ADAS

Teradar debuts game-changing Terahertz Vision sensor at CES 2026

Press Release, 5 January 2026

At CES 2026, Boston-based tech startup Teradar unveiled Summit™, the automotive industry’s first terahertz vision sensor, a breakthrough sensing technology that promises to dramatically improve vehicle safety and autonomous driving performance. Positioned between traditional radar and lidar on the electromagnetic spectrum, terahertz (THz) waves give this sensor the unique ability to see with both high resolution and all-weather reliability even through fog, rain, snow, and dust overcoming limitations that have challenged current sensor systems for years.

Summit’s advanced Modular Terahertz Engine (MTE) an all-solid-state platform built on Teradar’s custom transmit, receive, and processing chips — delivers detailed environmental data to advanced driver-assistance systems (ADAS) and autonomous driving stacks. The company says this new category of sensor can detect small objects at long distances with precision, supplying cleaner, richer signals to vehicle systems and reducing reliance on multiple disparate sensors. The result is a safer and more dependable perception system for vehicles ranging from everyday ADAS-equipped cars to future fully autonomous (Level 3–5) vehicles.
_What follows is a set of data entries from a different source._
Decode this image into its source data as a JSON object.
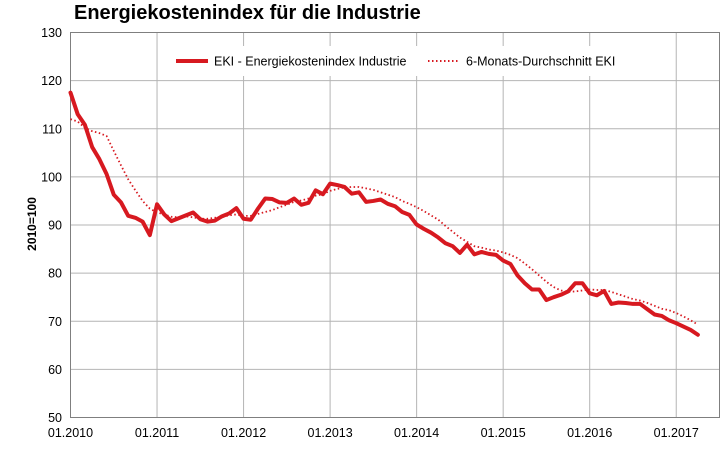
{
  "chart_data": {
    "type": "line",
    "title": "Energiekostenindex für die Industrie",
    "ylabel": "2010=100",
    "xlabel": "",
    "ylim": [
      50,
      130
    ],
    "yticks": [
      50,
      60,
      70,
      80,
      90,
      100,
      110,
      120,
      130
    ],
    "xlim": [
      0,
      90
    ],
    "xticks": [
      {
        "x": 0,
        "label": "01.2010"
      },
      {
        "x": 12,
        "label": "01.2011"
      },
      {
        "x": 24,
        "label": "01.2012"
      },
      {
        "x": 36,
        "label": "01.2013"
      },
      {
        "x": 48,
        "label": "01.2014"
      },
      {
        "x": 60,
        "label": "01.2015"
      },
      {
        "x": 72,
        "label": "01.2016"
      },
      {
        "x": 84,
        "label": "01.2017"
      }
    ],
    "grid": true,
    "legend_position": "top-center",
    "colors": {
      "series": "#d71920",
      "grid": "#b4b4b4",
      "frame": "#7f7f7f"
    },
    "series": [
      {
        "name": "EKI - Energiekostenindex Industrie",
        "style": "solid",
        "values": [
          117.5,
          113.0,
          110.8,
          106.2,
          103.7,
          100.6,
          96.3,
          94.7,
          91.9,
          91.5,
          90.7,
          87.9,
          94.3,
          92.2,
          90.8,
          91.4,
          92.0,
          92.6,
          91.2,
          90.7,
          90.9,
          91.8,
          92.4,
          93.5,
          91.3,
          91.1,
          93.4,
          95.5,
          95.4,
          94.7,
          94.6,
          95.5,
          94.2,
          94.6,
          97.2,
          96.4,
          98.6,
          98.3,
          97.9,
          96.5,
          96.8,
          94.8,
          95.0,
          95.3,
          94.4,
          93.9,
          92.7,
          92.1,
          90.1,
          89.2,
          88.4,
          87.4,
          86.2,
          85.6,
          84.2,
          85.9,
          83.9,
          84.4,
          84.0,
          83.8,
          82.6,
          81.9,
          79.5,
          77.9,
          76.6,
          76.6,
          74.4,
          75.0,
          75.5,
          76.2,
          77.9,
          77.9,
          75.8,
          75.4,
          76.3,
          73.6,
          73.9,
          73.8,
          73.6,
          73.6,
          72.5,
          71.4,
          71.1,
          70.2,
          69.6,
          68.9,
          68.2,
          67.2
        ]
      },
      {
        "name": "6-Monats-Durchschnitt EKI",
        "style": "dotted",
        "values": [
          112.0,
          111.5,
          110.2,
          109.5,
          109.1,
          108.5,
          105.4,
          102.4,
          99.5,
          97.2,
          95.0,
          93.4,
          92.6,
          92.2,
          91.7,
          91.6,
          91.8,
          91.6,
          91.3,
          91.3,
          91.5,
          91.7,
          92.0,
          92.2,
          91.9,
          91.9,
          92.3,
          92.7,
          93.1,
          93.7,
          94.2,
          94.8,
          95.1,
          95.5,
          96.1,
          96.4,
          97.1,
          97.5,
          97.8,
          97.9,
          97.9,
          97.6,
          97.3,
          96.8,
          96.3,
          95.8,
          95.0,
          94.4,
          93.7,
          92.9,
          92.0,
          91.1,
          89.8,
          88.6,
          87.4,
          86.5,
          85.6,
          85.3,
          84.9,
          84.7,
          84.3,
          83.8,
          83.1,
          82.0,
          80.8,
          79.5,
          78.2,
          77.1,
          76.4,
          76.1,
          76.2,
          76.4,
          76.6,
          76.5,
          76.5,
          76.1,
          75.6,
          75.1,
          74.6,
          74.3,
          73.8,
          73.2,
          72.6,
          72.3,
          71.7,
          71.0,
          70.2,
          69.3
        ]
      }
    ]
  }
}
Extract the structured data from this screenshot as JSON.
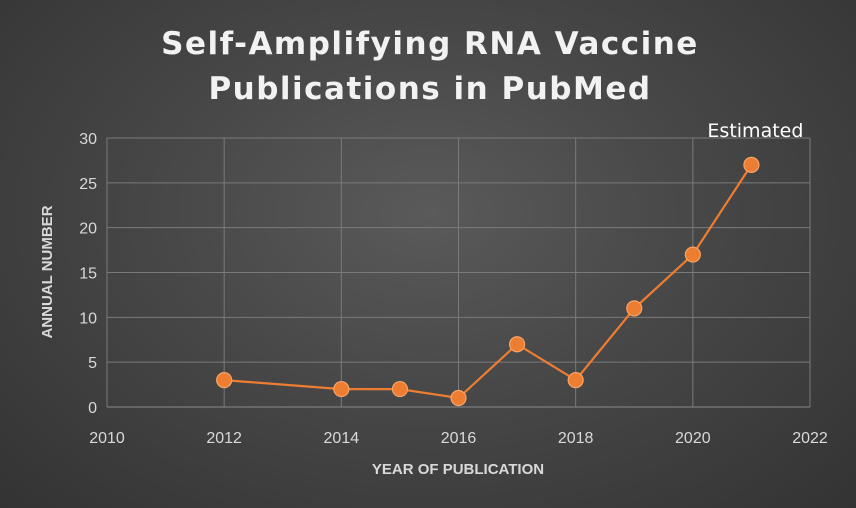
{
  "chart_data": {
    "type": "scatter",
    "title_lines": [
      "Self-Amplifying RNA Vaccine",
      "Publications in PubMed"
    ],
    "xlabel": "YEAR OF PUBLICATION",
    "ylabel": "ANNUAL NUMBER",
    "xlim": [
      2010,
      2022
    ],
    "ylim": [
      0,
      30
    ],
    "x_ticks": [
      2010,
      2012,
      2014,
      2016,
      2018,
      2020,
      2022
    ],
    "y_ticks": [
      0,
      5,
      10,
      15,
      20,
      25,
      30
    ],
    "grid": true,
    "series": [
      {
        "x": [
          2012,
          2014,
          2015,
          2016,
          2017,
          2018,
          2019,
          2020,
          2021
        ],
        "y": [
          3,
          2,
          2,
          1,
          7,
          3,
          11,
          17,
          27
        ],
        "color": "#ed7d31"
      }
    ],
    "annotations": [
      {
        "text": "Estimated",
        "x": 2021
      }
    ]
  }
}
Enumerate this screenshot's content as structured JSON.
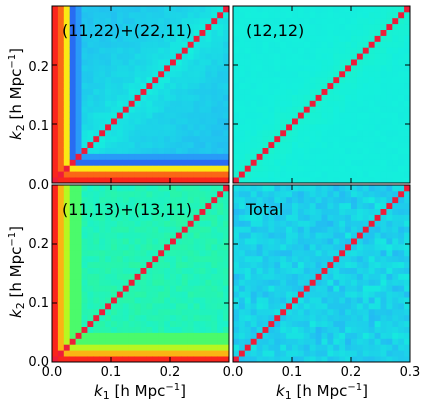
{
  "chart_data": {
    "type": "heatmap",
    "layout": "2x2 grid, shared axes",
    "xlabel_text": "k",
    "xlabel_sub": "1",
    "xlabel_units": " [h Mpc",
    "xlabel_exp": "−1",
    "xlabel_close": "]",
    "ylabel_text": "k",
    "ylabel_sub": "2",
    "ylabel_units": " [h Mpc",
    "ylabel_exp": "−1",
    "ylabel_close": "]",
    "xlim": [
      0,
      0.3
    ],
    "ylim": [
      0,
      0.3
    ],
    "x_ticks_left": [
      "0.0",
      "0.1",
      "0.2"
    ],
    "x_ticks_right": [
      "0.0",
      "0.1",
      "0.2",
      "0.3"
    ],
    "y_ticks_top": [
      "0.1",
      "0.2"
    ],
    "y_ticks_bottom": [
      "0.0",
      "0.1",
      "0.2"
    ],
    "y_tick_shared": "0.0",
    "grid_bins": 30,
    "diagonal_color": "#ee1c3a",
    "colormap": "gist_rainbow-like (blue low, red high)",
    "panels": [
      {
        "title": "(11,22)+(22,11)",
        "pattern": "strong_mix"
      },
      {
        "title": "(12,12)",
        "pattern": "uniform"
      },
      {
        "title": "(11,13)+(13,11)",
        "pattern": "green_mix"
      },
      {
        "title": "Total",
        "pattern": "noisy"
      }
    ]
  }
}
Teradar’s breakthrough has already attracted attention from major automakers and Tier-1 suppliers, with eight active development partnerships across the U.S. and Europe. The company plans to bid on high-volume production contracts in 2026 and aims for production-ready deployment by 2028, targeting integration into next-generation vehicle platforms. Industry analysts highlight that terahertz sensing could fill a significant gap in today’s perception stacks by combining the long-range robustness of radar with resolution approaching or surpassing lidar — at a lower cost and with solid-state reliability.

By helping vehicles detect and respond to hazards more accurately in all conditions, Teradar says its technology could play a key role in cutting weather-related crashes and advancing the safety of both assisted and autonomous driving systems worldwide.